In a pay-in context, a PAYER (or OWNER) is asked to authenticate the transaction by their issuing bank or PSP. This authentication may also be mandated by the same European regulations (PSD2). For example, 3DS on card transactions addresses the requirements of SCA. On pay-ins, Mangopay enables redirection for users to perform this authentication with third-parties, such as card networks, issuing banks, and payment method providers. In the API, this takes place via the SecureModeRedirectURL (e.g. direct and recurring card pay-ins, preauthorizations, etc.) or other RedirectURL (e.g. on APMs and web card pay-ins) that Mangopay returns in response to the pay-in request.
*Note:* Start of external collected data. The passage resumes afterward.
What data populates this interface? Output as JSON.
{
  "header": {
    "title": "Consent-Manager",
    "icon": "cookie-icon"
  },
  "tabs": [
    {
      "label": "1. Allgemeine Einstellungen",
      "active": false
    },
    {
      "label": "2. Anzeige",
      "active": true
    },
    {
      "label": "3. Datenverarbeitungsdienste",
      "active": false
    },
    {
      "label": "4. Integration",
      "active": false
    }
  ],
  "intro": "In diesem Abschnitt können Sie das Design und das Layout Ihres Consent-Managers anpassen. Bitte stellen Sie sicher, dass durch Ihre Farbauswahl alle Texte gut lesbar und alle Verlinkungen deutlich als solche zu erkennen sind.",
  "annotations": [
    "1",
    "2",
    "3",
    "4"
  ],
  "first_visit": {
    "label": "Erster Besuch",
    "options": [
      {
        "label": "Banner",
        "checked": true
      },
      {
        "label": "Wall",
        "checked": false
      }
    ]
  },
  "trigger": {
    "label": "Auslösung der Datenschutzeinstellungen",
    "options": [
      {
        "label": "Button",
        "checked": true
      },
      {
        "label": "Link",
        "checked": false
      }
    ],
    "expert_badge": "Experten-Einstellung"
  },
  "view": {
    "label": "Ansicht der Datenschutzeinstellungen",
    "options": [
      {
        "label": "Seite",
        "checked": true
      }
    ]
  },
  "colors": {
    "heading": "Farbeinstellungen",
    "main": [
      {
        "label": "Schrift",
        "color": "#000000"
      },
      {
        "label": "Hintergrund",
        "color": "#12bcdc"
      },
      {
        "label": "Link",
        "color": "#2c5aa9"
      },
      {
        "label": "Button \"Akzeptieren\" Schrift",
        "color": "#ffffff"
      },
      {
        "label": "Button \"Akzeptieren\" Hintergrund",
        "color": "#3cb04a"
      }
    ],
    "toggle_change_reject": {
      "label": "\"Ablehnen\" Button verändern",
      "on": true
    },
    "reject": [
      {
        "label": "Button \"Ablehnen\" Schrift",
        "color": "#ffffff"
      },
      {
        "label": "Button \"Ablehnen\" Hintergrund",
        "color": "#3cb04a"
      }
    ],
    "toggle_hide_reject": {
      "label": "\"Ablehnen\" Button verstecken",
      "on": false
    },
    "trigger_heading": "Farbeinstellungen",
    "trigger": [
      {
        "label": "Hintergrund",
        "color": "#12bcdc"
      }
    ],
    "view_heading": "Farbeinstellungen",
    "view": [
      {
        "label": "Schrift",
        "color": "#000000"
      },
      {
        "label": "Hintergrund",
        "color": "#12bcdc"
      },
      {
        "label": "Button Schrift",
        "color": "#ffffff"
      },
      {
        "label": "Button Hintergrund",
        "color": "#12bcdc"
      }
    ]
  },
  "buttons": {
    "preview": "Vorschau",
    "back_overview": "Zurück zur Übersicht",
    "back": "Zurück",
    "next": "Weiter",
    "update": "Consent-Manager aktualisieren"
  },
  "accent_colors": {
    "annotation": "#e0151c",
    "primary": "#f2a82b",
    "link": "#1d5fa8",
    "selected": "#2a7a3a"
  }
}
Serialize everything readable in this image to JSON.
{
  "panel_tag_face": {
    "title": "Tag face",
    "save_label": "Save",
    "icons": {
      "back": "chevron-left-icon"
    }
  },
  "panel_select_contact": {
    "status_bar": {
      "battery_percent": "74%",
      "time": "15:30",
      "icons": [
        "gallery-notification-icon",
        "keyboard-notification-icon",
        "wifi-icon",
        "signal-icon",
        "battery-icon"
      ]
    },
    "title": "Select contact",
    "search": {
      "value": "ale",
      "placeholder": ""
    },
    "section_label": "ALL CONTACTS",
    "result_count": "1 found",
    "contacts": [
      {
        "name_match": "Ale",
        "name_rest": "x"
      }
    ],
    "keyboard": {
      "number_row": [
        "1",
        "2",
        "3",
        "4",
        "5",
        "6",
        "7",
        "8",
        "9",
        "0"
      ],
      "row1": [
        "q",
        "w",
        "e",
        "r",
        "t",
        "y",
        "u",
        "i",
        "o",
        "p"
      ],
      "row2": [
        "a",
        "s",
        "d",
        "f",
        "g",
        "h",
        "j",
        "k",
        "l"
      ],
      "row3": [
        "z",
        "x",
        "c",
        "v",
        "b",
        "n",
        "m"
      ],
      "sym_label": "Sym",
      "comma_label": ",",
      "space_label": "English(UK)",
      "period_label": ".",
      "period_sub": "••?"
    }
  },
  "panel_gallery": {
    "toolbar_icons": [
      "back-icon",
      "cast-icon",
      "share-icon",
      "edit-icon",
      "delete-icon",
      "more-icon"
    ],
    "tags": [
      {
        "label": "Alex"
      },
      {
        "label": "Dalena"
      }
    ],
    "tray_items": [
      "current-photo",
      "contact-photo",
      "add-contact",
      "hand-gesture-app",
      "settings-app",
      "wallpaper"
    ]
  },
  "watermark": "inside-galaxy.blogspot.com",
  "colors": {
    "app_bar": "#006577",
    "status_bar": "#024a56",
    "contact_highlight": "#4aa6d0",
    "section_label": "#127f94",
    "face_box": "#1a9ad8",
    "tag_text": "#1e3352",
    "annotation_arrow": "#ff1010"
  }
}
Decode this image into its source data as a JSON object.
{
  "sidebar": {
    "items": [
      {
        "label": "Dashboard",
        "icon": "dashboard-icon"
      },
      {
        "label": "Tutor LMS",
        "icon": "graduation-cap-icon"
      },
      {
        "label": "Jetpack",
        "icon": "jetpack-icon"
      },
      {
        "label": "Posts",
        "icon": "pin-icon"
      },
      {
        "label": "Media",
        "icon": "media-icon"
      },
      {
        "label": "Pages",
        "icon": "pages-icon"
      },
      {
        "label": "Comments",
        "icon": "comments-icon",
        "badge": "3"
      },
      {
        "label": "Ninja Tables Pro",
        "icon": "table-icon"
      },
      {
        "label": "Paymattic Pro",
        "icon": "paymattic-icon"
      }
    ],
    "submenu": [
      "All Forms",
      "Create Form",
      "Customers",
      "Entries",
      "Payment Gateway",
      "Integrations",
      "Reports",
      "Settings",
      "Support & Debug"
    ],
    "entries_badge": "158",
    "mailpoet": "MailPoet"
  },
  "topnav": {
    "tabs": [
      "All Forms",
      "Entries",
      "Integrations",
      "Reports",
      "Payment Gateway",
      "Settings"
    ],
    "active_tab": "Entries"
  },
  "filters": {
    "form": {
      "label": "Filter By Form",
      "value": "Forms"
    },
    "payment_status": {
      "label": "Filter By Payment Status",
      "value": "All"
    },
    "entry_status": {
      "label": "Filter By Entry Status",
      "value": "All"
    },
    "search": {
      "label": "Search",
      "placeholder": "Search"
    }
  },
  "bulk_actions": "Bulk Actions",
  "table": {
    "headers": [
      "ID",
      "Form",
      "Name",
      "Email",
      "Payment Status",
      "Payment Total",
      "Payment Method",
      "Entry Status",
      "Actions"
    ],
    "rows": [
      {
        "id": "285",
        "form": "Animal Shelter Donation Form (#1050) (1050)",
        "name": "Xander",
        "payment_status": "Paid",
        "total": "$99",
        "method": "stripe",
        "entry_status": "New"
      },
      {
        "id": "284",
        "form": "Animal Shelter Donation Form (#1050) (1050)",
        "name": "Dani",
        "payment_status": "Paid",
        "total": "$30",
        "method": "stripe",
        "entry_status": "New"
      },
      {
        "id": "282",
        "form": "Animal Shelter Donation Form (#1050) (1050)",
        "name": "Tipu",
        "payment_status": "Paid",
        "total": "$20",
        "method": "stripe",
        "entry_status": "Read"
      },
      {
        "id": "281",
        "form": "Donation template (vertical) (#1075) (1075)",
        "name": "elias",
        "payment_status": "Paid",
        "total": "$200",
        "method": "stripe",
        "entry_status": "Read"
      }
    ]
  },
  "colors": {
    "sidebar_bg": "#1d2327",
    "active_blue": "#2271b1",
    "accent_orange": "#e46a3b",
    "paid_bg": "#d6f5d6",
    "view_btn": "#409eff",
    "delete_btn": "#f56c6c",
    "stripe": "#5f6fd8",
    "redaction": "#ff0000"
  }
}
However, in the pay-in scenario, the issuing bank or PSP of the user is in charge of applying SCA and allowing any exemptions. Mangopay’s introduction of SCA on OWNER users does not have any impact on pay-in authentication or your existing checkout or payment page integrations.

​

Connecting to the Mangopay Dashboard

Your platform’s team members use multi-factor authentication (MFA) to log in to the Mangopay Dashboard. This security feature is not changing and will remain in place, and it is entirely separate from the SCA requirements regarding end users of Mangopay’s payment and/or e-money services.

​

Using the Mangopay Dashboard

SCA is applicable to all the listed actions that the OWNER user takes, whether via the API or via the Dashboard. Initially, your platform needs to change its API implementation. Mangopay is defining a strategy for Dashboard-based actions. Until then, your usage of the Dashboard can continue as before. When actions are executed on behalf of Mangopay Account holders without direct user authentication, each case will be evaluated individually to determine the appropriate SCA process. It is essential that we understand the context and legal justification for such actions, as bypassing direct user consent could expose us to security risks. We remain committed to maintaining the highest standards of security and compliance. The Dashboard will integrate the API-based SCA-features (e.g. Recipients), but presently it has the legacy user endpoints integrated. Note that if you change a PAYER to OWNER via the Dashboard, that action uses the legacy PUT Update a User endpoint, and as such it will not trigger SCA, even if the PAYER was created using the new SCA-enabled endpoint. Such a user will still need to enroll as an existing user via the POST Enroll a User endpoint.

​

Platform user category

The UserCategory value PLATFORM indicates a specific user approved by Mangopay that represents the platform. Initially, SCA will not be required a User whose UserCategory is PLATFORM. SCA is applicable to actions taken by these users, however, and Mangopay is defining a suitable solution.

​

Your platform’s MFA features

Your platform may already require users to complete multi-factor or two-factor authentication (MFA or 2FA) when they connect to your platform. Any existing MFA features your platform operates cannot be used to substitute or replace Mangopay’s independent SCA on OWNER users. The regulations require Mangopay Account holders to perform SCA with Mangopay directly.